Optimal Design of Stamping Process for Fabrication of Titanium Bipolar Plates Using the Integration of Finite Element and Response Surface Methods

Abstract

Due to the high importance of metallic bipolar plates (BPPs) in proton exchange membrane fuel cell (PEMFC) from mechanical properties and ease of production points of view, titanium is selected because of its excellent corrosion resistance and low density. The present study deals with the forming of titanium ultra-thin sheet (with a thickness of 0.1 mm) as an alternative for BPPs using the stamping process. A finite element (FE) model is developed to simulate the process, and the effect of forming parameters and their optimal level are found via response surface methodology (RSM). In this design, clearance of die, stamping speed, and die/sheet friction coefficient are assumed to be as input variables and the formability of the titanium sheet in terms of maximum filling depth of the microchannel is investigated as output.

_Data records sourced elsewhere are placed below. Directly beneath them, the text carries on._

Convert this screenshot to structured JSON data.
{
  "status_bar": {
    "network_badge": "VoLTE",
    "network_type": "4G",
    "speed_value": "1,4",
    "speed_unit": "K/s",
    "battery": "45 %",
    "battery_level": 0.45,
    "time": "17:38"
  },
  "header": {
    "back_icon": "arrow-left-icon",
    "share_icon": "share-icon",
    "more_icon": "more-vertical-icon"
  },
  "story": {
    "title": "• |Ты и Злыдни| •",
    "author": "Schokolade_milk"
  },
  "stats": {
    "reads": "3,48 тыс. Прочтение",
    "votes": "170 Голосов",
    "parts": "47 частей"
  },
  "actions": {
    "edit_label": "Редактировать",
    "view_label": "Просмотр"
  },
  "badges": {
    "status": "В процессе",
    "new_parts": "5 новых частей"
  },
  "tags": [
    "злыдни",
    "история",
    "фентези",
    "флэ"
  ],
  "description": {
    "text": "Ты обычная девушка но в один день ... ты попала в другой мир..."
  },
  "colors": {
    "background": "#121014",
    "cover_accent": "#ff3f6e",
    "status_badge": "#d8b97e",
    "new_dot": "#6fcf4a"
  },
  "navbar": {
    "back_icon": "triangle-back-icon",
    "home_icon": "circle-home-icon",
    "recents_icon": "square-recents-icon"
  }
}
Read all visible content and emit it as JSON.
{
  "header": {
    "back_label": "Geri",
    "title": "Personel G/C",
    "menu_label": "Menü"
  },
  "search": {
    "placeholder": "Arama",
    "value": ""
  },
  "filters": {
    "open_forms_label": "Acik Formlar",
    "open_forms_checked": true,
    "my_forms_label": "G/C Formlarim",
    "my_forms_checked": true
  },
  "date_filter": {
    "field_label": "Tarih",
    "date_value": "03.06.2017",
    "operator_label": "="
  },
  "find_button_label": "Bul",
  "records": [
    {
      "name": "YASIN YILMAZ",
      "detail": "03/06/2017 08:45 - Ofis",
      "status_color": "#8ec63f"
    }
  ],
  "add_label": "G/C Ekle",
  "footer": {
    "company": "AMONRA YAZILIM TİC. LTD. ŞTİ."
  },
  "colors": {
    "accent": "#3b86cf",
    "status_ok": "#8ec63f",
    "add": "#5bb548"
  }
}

A strain-based damage model is considered to examine the failure of the sheet during the simulation. The FE results demonstrate that the friction coefficient and clearance are the most remarkable parameters on the maximum filling depth with 50 and 46% of contributions, respectively. Changing the stamping speed has no tangible influence on the stampability of the titanium sheet. In addition, a regression model for estimating the maximum filling depth is represented based on the input variables. Eventually, a stamping die setup is fabricated and some experiments are carried out to validate the accuracy of the FE simulations and RSM results.